Un film par exemple comme Smoking No Smoking, en deux parties de 2 h 25 chacune, l'une pour montrer ce qui se passe dans une situation si un personnage fume et l'autre s'il ne fume pas, relève de l'exercice scolaire le plus étriqué qui soit. Ce n'est pas la longueur qui est en cause mais la mise en scène appliquée et redondante inutilement. Dans Je t'aime, Je t'aime, c’est le cas aussi : les personnages ne cessent non seulement de parler mais de se parler à eux-mêmes. Bref de commenter ce qu'ils pensent sentent quasiment sans arrêt. Dans une scène du film, le personnage joué par Claude Rich s'ennuie assis à son bureau de travail : il se met alors à commenter verbalement son ennui pendant deux bonnes minutes au moins ! Le moment est redoublé par un appel à l'horloge parlante pour bien nous montrer que le personnage est accablé par le temps qui passe et l'ennui ! Il faut préciser ce que ce n'est pas tant d'ailleurs le fait du comédien Claude Rich (plutôt bon en général) mais plutôt de l'interprétation trop sèche et trop distancée que le cinéaste lui impose tout du long. Cette approche indique bien qu'une solution cinématographique n'a pas été trouvée et qu'à la place, on lui substitue un processus verbal qui peut aller pour une scène ou deux mais certainement pas pour un film en entier.

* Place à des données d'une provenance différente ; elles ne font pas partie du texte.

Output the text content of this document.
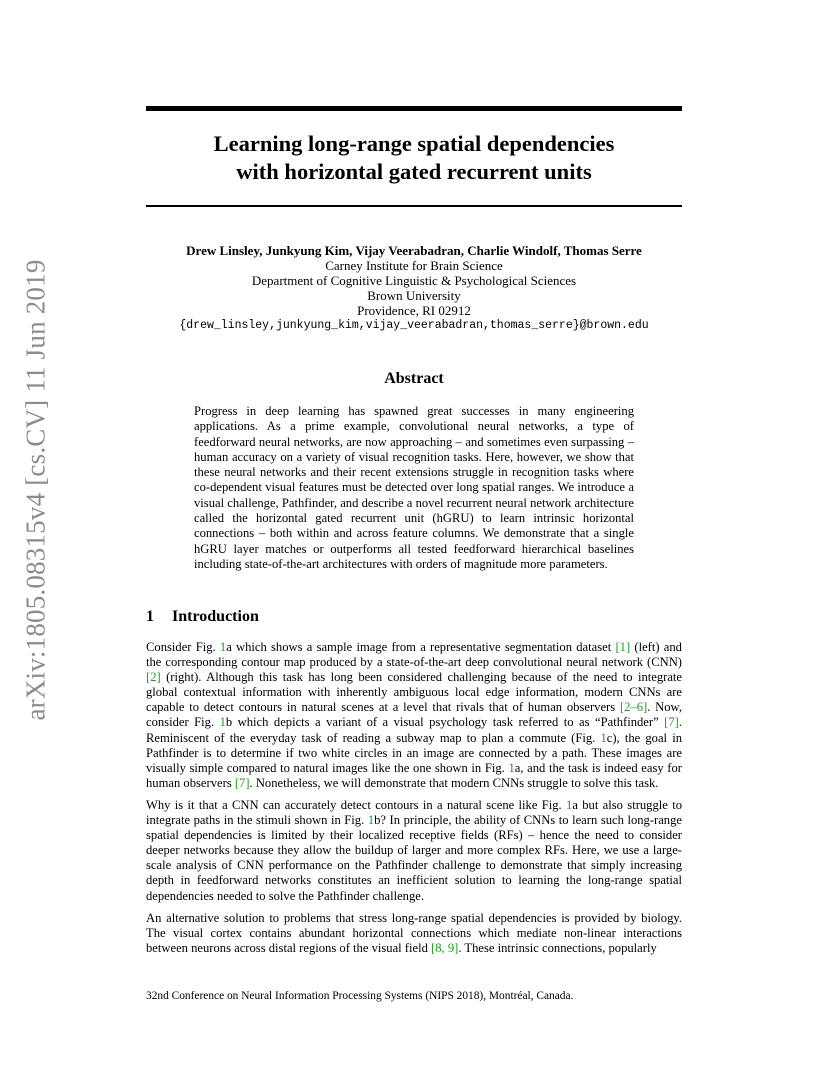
arXiv:1805.08315v4 [cs.CV] 11 Jun 2019
Learning long-range spatial dependencies
with horizontal gated recurrent units
Drew Linsley, Junkyung Kim, Vijay Veerabadran, Charlie Windolf, Thomas Serre
Carney Institute for Brain Science
Department of Cognitive Linguistic & Psychological Sciences
Brown University
Providence, RI 02912
{drew_linsley,junkyung_kim,vijay_veerabadran,thomas_serre}@brown.edu
Abstract
Progress in deep learning has spawned great successes in many engineering applications. As a prime example, convolutional neural networks, a type of feedforward neural networks, are now approaching – and sometimes even surpassing – human accuracy on a variety of visual recognition tasks. Here, however, we show that these neural networks and their recent extensions struggle in recognition tasks where co-dependent visual features must be detected over long spatial ranges. We introduce a visual challenge, Pathfinder, and describe a novel recurrent neural network architecture called the horizontal gated recurrent unit (hGRU) to learn intrinsic horizontal connections – both within and across feature columns. We demonstrate that a single hGRU layer matches or outperforms all tested feedforward hierarchical baselines including state-of-the-art architectures with orders of magnitude more parameters.
1 Introduction

Consider Fig. 1a which shows a sample image from a representative segmentation dataset [1] (left) and the corresponding contour map produced by a state-of-the-art deep convolutional neural network (CNN) [2] (right). Although this task has long been considered challenging because of the need to integrate global contextual information with inherently ambiguous local edge information, modern CNNs are capable to detect contours in natural scenes at a level that rivals that of human observers [2–6]. Now, consider Fig. 1b which depicts a variant of a visual psychology task referred to as “Pathfinder” [7]. Reminiscent of the everyday task of reading a subway map to plan a commute (Fig. 1c), the goal in Pathfinder is to determine if two white circles in an image are connected by a path. These images are visually simple compared to natural images like the one shown in Fig. 1a, and the task is indeed easy for human observers [7]. Nonetheless, we will demonstrate that modern CNNs struggle to solve this task.

Why is it that a CNN can accurately detect contours in a natural scene like Fig. 1a but also struggle to integrate paths in the stimuli shown in Fig. 1b? In principle, the ability of CNNs to learn such long-range spatial dependencies is limited by their localized receptive fields (RFs) – hence the need to consider deeper networks because they allow the buildup of larger and more complex RFs. Here, we use a large-scale analysis of CNN performance on the Pathfinder challenge to demonstrate that simply increasing depth in feedforward networks constitutes an inefficient solution to learning the long-range spatial dependencies needed to solve the Pathfinder challenge.

An alternative solution to problems that stress long-range spatial dependencies is provided by biology. The visual cortex contains abundant horizontal connections which mediate non-linear interactions between neurons across distal regions of the visual field [8, 9]. These intrinsic connections, popularly

32nd Conference on Neural Information Processing Systems (NIPS 2018), Montréal, Canada.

Pour une oeuvre à la limite du fantastique, jouant de la science-fiction, et où donc il aurait fallu opter par une écriture imagée, le film d'Alain Resnais est plombé par une narration bavarde et explicative. On a bien du mal au final à croire à une telle histoire qui ne nous surprend pas. C'est hélas la marque de fabrique d'Alain Resnais que d'imposer ce côté cérébral et trop littéraire à ses scénarios, approche redoublée d'ailleurs par la collaboration de romanciers allant de Marguerite Duras à Robbe-Grillet, trop enfermés dans le "style" ou l'"écriture". Ce qui pouvait pourtant être différent avec Jacques Sternberg se transforme ici en film théâtral et verbeux.

Le film est aussi une succession de scènes, certaines courtes, d'autres plus longues sans que l'on comprenne vraiment l'intérêt d'une telle découpe. On se doute bien que le héros revit ses souvenirs en parcourant à nouveau les différentes strates de sa mémoire. Et alors ? Le film privilégie un montage singulier, entrechoquant les scènes, les faisant se répéter parfois même plusieurs fois. Mais les personnages ne sont nullement attachants, émouvants, ni même n'agacent ou provoquent l'irritation comme cela peut être le cas dans les films d'Eric Rohmer qui met en scène, à l'inverse, des personnages bien particuliers de la vie quotidienne avec leurs lubies et leurs névroses.

Alain Resnais réalise souvent soit des films légers et insignifiants (On connaît la chanson) ou trop abscons (L'Année dernière à Marienbad). À cela, l'utilisation de la musique religieuse de Krzysztof Penderecki, musicien contemporain qu'utilisa plus habilement Stanley Kubrick dans The Shining, donne au film un climat avant-gardiste et naïf trop à la mode à cette époque. Les suppléments et notamment des propos d’Alain Resnais ne nous éclairent pas plus sur la pertinence d’un tel film et d’une forme aussi littéraire qu'asséchée. Le spectateur reste donc sur sa faim.